Kararı ilginç kılan; Ankara Cumhuriyet Savcılığı’nın konuyla ilgili incelemesinin tam 11 ay sürmesi ve Yargıtay’ın Balyoz kararını onaması sonrasına denk gelmesi.

Kararın dayanağı da çok önemli. Savcılık, “Yargıtay delillerin kanuna aykırı olarak elde edildiğini belirtmedi” gerekçesiyle sözkonusu kişiler hakkındaki suç duyurularını reddetti.

-Dava Konusu: Orhan Aykut’un İddiaları-

Davanın konusu neydi, ne zaman başladı önce onu anlatalım.

Tekirdağ Cezaevi’nde bir başka suçtan tutuklu Orhan Aykut isimli bir kişi Ergenekon ve Balyoz davalarındaki sözde belgelerin nasıl ve kimler tarafından hazırlandığına ilişkin bazı iddialarda bulundu, Tekirdağ Cumhuriyet Başsavcılığı’na verdiği ifadede de bu iddialarını tekrarladı. Aykut, özetle şunları söyledi:

“Ergenekon soruşturması kapsamında gömülü olarak ele geçirilen silah ve mühimmatları gömenleri biliyorum. Ankara’da Tavacı Rüstem olarak bilinen şahsa ait iş yerinin karşısında bulunan 22 katlı bina İhsan Arslan’a ait. Bu binanın 3. Katında çeşitli sahte belgeler hazırlanıyor. Soruşturmaya başlandıktan bir süre sonra bu belgeleri Cezayir’e naklettirdi.

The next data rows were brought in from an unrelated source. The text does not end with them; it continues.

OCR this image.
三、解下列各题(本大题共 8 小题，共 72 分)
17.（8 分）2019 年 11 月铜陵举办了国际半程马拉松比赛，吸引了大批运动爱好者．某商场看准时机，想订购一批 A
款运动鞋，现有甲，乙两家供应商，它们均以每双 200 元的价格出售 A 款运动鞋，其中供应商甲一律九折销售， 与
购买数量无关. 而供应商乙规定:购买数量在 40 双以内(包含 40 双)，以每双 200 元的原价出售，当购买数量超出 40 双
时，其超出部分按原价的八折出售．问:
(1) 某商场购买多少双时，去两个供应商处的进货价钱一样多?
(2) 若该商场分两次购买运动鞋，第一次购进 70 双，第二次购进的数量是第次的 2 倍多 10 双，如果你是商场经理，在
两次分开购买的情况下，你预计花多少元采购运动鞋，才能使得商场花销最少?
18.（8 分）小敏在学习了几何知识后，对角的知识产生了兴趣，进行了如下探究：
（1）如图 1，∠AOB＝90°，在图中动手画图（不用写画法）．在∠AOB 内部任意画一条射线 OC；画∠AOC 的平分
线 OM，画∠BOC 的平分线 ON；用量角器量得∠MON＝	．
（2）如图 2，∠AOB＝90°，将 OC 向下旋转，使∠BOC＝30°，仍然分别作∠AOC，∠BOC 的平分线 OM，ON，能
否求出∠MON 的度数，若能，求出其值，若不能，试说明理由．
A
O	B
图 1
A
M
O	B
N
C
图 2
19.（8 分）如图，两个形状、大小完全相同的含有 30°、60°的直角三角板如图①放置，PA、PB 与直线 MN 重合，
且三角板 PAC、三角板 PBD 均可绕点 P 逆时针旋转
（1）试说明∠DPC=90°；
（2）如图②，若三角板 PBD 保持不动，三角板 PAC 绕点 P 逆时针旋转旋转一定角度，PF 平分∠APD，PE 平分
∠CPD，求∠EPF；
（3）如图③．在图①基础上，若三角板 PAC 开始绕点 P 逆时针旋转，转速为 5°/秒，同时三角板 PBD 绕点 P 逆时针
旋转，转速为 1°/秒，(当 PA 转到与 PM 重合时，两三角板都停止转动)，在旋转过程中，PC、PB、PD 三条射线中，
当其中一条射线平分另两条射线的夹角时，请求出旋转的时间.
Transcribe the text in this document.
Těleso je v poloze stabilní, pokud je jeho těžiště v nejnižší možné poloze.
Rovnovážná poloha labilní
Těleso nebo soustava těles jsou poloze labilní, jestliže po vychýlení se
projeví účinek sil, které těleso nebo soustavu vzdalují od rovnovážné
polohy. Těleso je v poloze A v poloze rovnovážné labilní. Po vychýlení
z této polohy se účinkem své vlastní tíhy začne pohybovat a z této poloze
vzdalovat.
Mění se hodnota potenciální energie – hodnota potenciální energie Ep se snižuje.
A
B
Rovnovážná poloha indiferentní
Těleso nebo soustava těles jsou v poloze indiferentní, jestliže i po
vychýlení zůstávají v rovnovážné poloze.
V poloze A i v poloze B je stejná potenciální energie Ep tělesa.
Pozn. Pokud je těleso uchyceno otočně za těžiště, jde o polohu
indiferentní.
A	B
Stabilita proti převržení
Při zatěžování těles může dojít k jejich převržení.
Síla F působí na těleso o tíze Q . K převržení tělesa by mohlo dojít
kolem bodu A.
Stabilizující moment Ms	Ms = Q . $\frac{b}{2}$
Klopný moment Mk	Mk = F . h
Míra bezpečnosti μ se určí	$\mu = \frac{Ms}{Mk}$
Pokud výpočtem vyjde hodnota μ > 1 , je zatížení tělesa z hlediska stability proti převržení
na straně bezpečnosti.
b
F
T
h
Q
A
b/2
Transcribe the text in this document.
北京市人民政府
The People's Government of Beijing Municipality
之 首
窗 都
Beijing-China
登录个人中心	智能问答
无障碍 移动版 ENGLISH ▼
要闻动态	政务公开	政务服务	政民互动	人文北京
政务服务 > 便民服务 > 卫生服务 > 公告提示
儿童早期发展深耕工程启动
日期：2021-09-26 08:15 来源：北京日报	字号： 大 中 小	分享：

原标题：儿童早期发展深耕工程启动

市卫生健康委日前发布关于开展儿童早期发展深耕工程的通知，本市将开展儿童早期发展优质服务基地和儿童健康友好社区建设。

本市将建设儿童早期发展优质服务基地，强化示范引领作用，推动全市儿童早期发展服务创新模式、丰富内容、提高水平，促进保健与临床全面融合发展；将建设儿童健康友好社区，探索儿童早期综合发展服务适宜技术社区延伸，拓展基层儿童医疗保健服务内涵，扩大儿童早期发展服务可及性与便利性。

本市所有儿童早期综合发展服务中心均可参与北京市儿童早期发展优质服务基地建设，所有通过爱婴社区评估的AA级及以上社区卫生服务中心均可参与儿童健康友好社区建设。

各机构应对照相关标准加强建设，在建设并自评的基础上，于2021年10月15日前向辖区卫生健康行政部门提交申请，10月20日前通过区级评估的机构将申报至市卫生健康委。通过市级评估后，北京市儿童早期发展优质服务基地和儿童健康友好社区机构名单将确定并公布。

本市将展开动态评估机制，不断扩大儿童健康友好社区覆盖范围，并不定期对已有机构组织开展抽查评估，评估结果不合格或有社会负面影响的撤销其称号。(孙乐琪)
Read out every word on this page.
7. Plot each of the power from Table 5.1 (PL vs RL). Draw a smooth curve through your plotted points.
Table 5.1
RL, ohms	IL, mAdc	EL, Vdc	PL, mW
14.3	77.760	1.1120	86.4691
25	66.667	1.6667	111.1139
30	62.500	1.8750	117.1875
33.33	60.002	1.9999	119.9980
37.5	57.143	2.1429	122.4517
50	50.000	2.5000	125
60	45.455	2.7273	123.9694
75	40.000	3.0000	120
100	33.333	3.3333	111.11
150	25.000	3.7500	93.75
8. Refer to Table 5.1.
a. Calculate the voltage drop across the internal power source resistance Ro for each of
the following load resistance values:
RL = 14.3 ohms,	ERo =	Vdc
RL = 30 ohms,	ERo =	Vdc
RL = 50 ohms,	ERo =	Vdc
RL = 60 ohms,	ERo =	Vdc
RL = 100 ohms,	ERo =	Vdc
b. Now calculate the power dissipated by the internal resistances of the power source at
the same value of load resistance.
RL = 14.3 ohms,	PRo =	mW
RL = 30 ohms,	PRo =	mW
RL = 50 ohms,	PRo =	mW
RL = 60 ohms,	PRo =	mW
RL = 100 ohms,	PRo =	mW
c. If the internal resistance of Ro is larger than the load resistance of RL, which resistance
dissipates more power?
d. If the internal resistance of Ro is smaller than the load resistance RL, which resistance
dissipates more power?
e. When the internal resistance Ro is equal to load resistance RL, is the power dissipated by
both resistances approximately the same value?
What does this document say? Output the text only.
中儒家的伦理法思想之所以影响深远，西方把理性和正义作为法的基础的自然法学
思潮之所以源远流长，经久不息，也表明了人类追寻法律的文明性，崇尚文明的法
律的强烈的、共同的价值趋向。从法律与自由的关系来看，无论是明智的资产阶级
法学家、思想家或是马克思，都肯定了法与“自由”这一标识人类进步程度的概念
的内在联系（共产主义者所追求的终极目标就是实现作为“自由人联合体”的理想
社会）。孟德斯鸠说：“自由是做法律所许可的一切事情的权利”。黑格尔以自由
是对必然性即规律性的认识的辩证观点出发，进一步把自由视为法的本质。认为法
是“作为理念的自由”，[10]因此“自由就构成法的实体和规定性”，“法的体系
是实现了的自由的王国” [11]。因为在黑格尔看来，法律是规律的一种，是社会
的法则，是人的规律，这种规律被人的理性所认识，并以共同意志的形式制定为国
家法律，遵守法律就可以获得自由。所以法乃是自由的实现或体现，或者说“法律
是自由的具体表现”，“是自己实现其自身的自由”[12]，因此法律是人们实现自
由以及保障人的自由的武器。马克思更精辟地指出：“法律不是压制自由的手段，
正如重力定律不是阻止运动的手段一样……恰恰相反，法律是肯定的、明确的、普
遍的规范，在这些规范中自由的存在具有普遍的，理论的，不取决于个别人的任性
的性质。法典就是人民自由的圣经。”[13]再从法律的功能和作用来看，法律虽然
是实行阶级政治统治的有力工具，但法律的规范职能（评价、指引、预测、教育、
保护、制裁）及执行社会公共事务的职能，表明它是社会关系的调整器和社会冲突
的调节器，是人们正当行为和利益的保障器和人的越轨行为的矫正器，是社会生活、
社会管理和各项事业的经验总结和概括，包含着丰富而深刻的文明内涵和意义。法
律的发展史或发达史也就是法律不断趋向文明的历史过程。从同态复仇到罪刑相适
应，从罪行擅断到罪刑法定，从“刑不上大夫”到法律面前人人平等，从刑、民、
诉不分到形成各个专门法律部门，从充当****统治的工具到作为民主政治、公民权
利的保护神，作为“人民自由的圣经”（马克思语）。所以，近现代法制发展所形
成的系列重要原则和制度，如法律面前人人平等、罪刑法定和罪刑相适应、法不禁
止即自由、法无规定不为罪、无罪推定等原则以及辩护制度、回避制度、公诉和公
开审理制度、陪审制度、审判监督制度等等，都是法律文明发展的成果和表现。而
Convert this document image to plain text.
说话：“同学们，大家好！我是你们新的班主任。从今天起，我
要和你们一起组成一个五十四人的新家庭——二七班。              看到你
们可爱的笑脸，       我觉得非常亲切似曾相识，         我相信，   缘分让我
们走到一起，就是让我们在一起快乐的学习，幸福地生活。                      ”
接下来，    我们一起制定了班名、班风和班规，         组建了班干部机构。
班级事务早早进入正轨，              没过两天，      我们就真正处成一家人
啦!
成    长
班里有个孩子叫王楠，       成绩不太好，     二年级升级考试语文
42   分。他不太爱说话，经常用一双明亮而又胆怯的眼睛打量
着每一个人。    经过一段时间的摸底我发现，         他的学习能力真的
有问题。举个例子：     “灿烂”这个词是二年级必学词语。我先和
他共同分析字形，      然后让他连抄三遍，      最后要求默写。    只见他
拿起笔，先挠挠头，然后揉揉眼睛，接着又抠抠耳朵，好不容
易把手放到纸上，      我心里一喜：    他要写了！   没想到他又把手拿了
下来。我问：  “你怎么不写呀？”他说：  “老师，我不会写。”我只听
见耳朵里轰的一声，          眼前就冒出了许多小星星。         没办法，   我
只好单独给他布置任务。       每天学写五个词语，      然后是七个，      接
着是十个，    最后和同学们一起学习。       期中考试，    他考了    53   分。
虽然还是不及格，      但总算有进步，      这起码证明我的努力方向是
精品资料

Eski Van Cumhuriyet Savcısı Ferhat Sarıkaya belge hazırlanmasında İhsan Arslan’a yardımcı oldu, hatta kimi soruşturmaların iddianame taslaklarını 5. Katta bizzat hazırladı. Zir Vadisinde ele geçirilen silahları, bulundukları yere Ankara İstihbaratında görevli polisler gömdü. 2007 yılında Balyoz soruşturmasında delil olarak kullanılan belgeleri, ağzı kapatılmış bir çuval içinde (geçmişte TSK’dan uzaklaştırılmış) olan uzun saçlı bir binbaşı ve Amerikalı senatör getirerek, İstanbul 4. Levent’teki bir otelde ben de oradayken İhsan Arslan’a teslim ettiler. İçinde Balyoz soruşturmasına dayanak oluşturan belgelerin bulunduğu çuvalı bizzat ben İhsan Arslan’a ait otomobile taşıdım, oradan Ankara’da İhsan Arslan’a ait ofise götürdük, bu belgelere 22 katlı binanın 5. Katında ilaveler yapıldı. Bu belgelerdeki 66 kişinin ismini Abdullah Öcalan verdi. Tuncay Güney’in beyanları da bu binada CD’ye kaydedildi.”

Aykut ifadesinde, tüm bildiklerini İstanbul 13. Ağır Ceza Mahkemesi’nde anlatmak istediğini, delililerini orada sunacağını da belirtti. Ancak Tekirdağ Cumhuriyet Başsavcılığı, “Bu iddiaların önceki soruşturmalara tezat oluşturduğu, ayrıca kendi yetki ve görevi dışında kaldığı” gerekçesiyle yetkisizlik kararı verdi.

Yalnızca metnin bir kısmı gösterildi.